Still using the same coffee machine your parents used growing up? If so - we need to talk. With the current renaissance happening in the Coffee industry (from beans to brewers) there is no reason you should still being using an archaic brew pot machine.
The hottest trend right now is pour-over brewers (AKA hand drip or manual drip coffee makers) and with good reason; with just a little skill and know-how, you can achieve an amazing cup of coffee from the comfort of your home.
First things first, though – you’ll need to know how to find the best pour over coffee maker for YOU (not for your neighbour who likes a quick coffee, not for your buddy who's into strong sharp tasting coffees, for YOU)
Here's How To Choose the Best Manual Drip Coffee Maker
Before you get all excited to join the pour over coffee revolution, consider the following as it will help you make the right choice, but first we need to make something crystal clear:
Your Grinder is Still the Most Important Purchase!
Talk to any Barista and they will tell you that the most important tool in making kickass coffee isn’t the brew method - It’s the grinder.
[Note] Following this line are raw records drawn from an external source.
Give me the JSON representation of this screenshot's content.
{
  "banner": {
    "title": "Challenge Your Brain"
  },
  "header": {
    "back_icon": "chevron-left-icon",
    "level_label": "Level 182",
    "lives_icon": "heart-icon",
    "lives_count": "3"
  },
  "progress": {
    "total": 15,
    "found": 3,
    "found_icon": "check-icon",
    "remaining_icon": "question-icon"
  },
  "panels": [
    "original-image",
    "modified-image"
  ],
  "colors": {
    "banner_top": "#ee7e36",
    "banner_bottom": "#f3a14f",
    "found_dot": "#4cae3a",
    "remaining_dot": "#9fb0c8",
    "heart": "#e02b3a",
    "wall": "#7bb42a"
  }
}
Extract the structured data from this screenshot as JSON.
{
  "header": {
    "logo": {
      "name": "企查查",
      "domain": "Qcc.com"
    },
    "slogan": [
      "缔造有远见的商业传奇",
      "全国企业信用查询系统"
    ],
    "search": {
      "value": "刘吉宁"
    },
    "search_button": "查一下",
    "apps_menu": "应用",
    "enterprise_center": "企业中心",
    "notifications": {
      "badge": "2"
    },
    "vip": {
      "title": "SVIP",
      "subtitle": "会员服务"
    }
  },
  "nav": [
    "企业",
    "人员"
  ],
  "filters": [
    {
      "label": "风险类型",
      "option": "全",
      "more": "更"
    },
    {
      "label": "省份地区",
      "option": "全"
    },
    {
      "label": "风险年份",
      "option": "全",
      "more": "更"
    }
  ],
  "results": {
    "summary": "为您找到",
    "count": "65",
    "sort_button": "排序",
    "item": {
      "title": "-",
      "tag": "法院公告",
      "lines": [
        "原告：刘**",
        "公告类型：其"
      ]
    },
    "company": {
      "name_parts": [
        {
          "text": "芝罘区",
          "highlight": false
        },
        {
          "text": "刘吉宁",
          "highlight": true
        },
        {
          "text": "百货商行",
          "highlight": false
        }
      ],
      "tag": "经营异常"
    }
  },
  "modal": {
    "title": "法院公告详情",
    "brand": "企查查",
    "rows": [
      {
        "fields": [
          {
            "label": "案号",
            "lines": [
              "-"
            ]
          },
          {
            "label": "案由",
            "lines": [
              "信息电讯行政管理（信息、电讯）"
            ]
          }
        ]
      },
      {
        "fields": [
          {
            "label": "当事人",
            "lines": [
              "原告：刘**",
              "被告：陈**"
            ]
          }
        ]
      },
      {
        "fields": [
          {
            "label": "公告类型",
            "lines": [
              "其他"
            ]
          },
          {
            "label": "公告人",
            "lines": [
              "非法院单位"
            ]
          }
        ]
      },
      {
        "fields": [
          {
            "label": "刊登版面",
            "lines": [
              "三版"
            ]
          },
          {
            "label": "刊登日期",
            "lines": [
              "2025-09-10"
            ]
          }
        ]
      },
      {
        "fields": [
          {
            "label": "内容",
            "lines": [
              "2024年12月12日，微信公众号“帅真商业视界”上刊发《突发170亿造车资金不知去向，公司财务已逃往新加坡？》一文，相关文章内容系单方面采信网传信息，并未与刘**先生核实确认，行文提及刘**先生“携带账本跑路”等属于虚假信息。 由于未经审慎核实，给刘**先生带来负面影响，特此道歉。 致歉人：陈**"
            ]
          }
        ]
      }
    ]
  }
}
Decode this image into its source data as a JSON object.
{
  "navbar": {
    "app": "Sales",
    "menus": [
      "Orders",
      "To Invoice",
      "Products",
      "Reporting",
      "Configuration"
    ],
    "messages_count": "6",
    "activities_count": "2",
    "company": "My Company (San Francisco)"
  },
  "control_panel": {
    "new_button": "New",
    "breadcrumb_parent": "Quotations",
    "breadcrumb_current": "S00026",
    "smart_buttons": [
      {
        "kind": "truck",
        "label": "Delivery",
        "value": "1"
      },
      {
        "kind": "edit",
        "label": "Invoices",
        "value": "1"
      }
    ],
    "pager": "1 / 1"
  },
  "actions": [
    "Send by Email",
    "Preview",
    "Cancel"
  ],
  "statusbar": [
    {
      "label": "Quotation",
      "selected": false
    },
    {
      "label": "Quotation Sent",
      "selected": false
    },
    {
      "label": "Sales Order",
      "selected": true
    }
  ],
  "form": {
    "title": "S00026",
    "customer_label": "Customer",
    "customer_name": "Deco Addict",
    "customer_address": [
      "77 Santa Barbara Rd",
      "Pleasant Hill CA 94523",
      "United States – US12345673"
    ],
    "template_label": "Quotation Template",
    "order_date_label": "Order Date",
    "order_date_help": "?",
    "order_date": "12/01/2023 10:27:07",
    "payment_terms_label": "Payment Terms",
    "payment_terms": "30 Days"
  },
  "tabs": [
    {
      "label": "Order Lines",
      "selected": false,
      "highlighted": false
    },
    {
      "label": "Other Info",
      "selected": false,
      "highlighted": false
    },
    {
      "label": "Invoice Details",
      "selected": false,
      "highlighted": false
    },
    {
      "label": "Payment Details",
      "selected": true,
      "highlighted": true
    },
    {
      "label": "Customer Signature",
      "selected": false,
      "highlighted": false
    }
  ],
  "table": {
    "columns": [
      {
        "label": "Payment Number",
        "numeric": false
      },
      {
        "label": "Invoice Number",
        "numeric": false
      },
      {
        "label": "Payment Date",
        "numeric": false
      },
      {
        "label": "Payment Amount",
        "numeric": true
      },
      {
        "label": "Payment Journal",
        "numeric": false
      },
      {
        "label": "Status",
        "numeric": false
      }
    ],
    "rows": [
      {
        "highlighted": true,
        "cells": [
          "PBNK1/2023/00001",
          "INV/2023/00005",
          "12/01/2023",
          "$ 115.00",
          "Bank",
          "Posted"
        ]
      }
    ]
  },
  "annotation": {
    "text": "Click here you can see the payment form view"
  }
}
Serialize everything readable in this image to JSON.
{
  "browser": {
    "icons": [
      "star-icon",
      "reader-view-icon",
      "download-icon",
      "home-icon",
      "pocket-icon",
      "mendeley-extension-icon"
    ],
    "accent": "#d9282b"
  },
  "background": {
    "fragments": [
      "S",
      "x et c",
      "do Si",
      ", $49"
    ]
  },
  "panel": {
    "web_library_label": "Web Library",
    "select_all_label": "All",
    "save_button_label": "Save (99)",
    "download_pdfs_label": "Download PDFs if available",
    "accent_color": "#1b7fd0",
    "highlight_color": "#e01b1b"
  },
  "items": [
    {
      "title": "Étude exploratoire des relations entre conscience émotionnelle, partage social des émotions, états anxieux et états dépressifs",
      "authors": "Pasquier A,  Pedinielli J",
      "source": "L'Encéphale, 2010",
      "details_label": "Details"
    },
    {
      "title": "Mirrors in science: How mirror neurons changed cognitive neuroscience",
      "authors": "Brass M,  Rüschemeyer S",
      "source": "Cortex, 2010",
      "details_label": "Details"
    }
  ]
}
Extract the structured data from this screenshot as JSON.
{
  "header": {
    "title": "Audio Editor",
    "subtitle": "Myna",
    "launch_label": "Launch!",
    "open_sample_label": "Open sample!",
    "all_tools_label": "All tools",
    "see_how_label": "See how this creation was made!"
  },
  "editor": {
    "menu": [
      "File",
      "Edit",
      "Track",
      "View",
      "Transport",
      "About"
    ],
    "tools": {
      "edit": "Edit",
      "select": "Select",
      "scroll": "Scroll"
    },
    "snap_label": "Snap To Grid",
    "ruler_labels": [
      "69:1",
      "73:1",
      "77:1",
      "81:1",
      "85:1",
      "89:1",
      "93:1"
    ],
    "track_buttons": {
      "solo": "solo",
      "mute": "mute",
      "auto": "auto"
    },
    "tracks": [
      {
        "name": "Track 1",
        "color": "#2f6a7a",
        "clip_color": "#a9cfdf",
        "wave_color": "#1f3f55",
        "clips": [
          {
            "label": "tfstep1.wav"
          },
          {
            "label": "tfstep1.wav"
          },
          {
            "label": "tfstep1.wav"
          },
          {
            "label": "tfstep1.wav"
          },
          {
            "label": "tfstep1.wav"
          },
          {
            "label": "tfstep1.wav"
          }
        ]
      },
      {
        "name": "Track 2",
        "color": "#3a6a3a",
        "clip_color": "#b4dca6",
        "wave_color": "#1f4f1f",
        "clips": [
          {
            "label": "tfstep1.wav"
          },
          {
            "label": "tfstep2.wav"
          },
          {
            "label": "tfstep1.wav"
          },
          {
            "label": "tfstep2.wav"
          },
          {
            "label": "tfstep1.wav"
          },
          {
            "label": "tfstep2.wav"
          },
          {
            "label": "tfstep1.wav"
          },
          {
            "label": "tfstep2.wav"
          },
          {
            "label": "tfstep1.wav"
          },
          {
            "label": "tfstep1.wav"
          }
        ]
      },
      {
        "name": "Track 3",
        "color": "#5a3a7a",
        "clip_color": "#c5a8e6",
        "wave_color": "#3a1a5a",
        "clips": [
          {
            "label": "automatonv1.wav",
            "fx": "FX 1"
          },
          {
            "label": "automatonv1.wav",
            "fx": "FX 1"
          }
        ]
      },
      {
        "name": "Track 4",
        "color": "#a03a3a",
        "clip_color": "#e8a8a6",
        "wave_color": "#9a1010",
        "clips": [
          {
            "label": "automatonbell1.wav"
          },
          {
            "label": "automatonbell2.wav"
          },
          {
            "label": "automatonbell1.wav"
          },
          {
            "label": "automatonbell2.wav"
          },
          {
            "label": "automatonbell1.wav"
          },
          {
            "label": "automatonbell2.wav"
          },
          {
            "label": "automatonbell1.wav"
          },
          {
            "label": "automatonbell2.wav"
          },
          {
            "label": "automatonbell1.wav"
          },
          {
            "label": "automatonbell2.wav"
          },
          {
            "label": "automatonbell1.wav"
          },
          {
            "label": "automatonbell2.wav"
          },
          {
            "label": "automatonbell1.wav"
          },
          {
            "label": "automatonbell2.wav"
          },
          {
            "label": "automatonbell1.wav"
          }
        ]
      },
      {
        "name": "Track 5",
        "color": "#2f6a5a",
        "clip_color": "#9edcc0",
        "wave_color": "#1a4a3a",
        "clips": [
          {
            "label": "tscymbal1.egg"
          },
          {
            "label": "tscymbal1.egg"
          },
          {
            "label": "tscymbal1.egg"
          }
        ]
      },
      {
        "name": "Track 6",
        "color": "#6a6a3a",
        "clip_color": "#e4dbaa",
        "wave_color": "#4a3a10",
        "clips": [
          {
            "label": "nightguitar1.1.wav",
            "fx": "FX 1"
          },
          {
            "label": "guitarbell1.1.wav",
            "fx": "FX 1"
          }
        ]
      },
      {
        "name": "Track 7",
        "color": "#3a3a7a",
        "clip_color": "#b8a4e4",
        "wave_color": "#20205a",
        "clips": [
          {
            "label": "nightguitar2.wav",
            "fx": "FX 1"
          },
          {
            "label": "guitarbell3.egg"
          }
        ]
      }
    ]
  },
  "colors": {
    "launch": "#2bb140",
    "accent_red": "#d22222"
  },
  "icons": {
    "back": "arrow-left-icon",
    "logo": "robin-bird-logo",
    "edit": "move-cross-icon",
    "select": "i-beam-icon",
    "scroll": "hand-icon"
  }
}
It makes sense, right? A Lamborghini is a fast car, yes, but if you’re filling the gas tank with cool-aid it ain't going anywhere.
Ceramic burr grinders are ideal for brewing the best cup of coffee. Even with the best or most expensive brewer on the market, without a good
So go ahead and make sure you have a half-decent burr grinder before attempting drip coffee.
For something quick and easy that’s also great for travelling, go for a hand/manual burr grinder – we've looked at a few great hand grinders right here.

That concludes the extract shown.